Rotte di Malpensa, fronte comune contro il Nord-Ovest: i Comuni dicono no

Varesotto e Novarese chiedono alla Commissione Aeroportuale di bloccare la nuova ipotesi: “Scarica il rumore su altri territori, servono soluzioni condivise”

Si compatta il fronte dei Comuni sotto le rotte di Malpensa contro la nuova ipotesi di decollo verso Nord-Ovest. I rappresentanti del Varesotto, attraverso il coordinamento COR2, e quelli del Novarese, insieme alla Provincia, hanno inviato una presa di posizione formale ai sindaci del Cuv, chiedendo di non approvare la modifica presentata nell’ultima riunione della Commissione Aeroportuale del 16 dicembre.

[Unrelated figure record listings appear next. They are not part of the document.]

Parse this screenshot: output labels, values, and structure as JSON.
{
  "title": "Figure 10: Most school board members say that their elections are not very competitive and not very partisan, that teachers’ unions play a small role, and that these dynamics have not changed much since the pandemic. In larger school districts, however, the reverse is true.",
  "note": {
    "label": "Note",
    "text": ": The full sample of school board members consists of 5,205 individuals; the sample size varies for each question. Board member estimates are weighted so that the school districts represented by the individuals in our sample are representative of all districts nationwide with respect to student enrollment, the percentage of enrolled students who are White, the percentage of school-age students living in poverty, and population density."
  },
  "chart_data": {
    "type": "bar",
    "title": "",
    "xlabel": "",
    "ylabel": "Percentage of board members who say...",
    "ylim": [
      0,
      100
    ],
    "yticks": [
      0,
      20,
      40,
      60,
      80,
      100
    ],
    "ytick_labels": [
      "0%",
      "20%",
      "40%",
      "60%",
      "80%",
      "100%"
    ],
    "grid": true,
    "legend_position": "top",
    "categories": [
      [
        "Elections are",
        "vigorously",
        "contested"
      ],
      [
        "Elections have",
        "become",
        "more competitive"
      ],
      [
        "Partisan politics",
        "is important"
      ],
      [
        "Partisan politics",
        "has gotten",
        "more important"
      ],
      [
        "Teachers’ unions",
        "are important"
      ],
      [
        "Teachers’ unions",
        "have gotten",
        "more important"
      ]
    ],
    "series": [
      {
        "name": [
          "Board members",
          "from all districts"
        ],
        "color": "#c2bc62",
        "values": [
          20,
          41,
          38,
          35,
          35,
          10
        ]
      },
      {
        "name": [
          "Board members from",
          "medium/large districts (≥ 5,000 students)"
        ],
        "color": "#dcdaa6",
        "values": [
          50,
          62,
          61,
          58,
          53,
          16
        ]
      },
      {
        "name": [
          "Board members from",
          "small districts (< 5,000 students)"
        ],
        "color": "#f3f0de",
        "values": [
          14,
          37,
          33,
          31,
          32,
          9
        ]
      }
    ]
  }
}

Al centro della contestazione c’è la proposta avanzata da Enac, che secondo i Comuni non risolverebbe i problemi già emersi durante la sperimentazione del 2024. Anzi, pur riducendo l’impatto in alcune aree più prossime allo scalo, finirebbe per trasferire il peso del rumore su territori finora meno coinvolti, ampliando il numero delle persone esposte ai disagi.

Il coordinatore del COR2, il vicesindaco di Angera Milo Manica, sottolinea come l’esperienza dello scorso anno abbia dimostrato che il riequilibrio delle rotte non elimina il problema, ma lo redistribuisce. Una dinamica che, secondo i firmatari della lettera, non può essere accettata come soluzione strutturale. Viene inoltre criticato il riferimento esclusivo ai parametri normativi legati ai 60 decibel, ritenuti poco rappresentativi del disturbo reale percepito dai cittadini.

La posizione dei Comuni non è solo tecnica, ma anche politica. Nella missiva si invita i sindaci con diritto di voto in Commissione Aeroportuale a non cedere a quelle che vengono definite forzature da parte di Enac e Sea. L’obiettivo dichiarato è costruire un percorso condiviso, capace di tenere insieme le esigenze dei territori più vicini allo scalo e quelle delle cosiddette “seconde fasce”, che rischiano di vedere peggiorare sensibilmente la qualità della vita.

A rafforzare il fronte contrario c’è anche il coinvolgimento delle amministrazioni piemontesi, che temono ricadute sui propri piani di zonizzazione acustica e potenziali incoerenze con lo studio di Valutazione di Impatto Ambientale legato al Masterplan aeroportuale 2035. Secondo il documento congiunto, eventuali modifiche alle rotte renderebbero necessaria una revisione delle compensazioni ambientali e dei sistemi di monitoraggio, anche alla luce dell’avvio dell’Osservatorio Ambientale.

Tra i temi sollevati c’è anche l’aumento dei voli nelle primissime ore del mattino. Un’analisi allegata alla richiesta mostra come, tra le 6.00 e le 6.30, i voli in deroga siano cresciuti nel corso dell’estate 2025 senza poi tornare ai livelli precedenti nei mesi invernali, alimentando ulteriori preoccupazioni sul fronte del rumore.

Il messaggio che arriva dai Comuni è chiaro: nessuna nuova sperimentazione che sposti semplicemente il problema da un territorio all’altro. L’appello ai sindaci del Cuv è quello di allargare il confronto e costruire un fronte territoriale ampio, capace di individuare soluzioni alternative che non mettano in competizione i cittadini tra loro, ma che affrontino in modo strutturale l’impatto dello scalo su tutto il bacino interessato.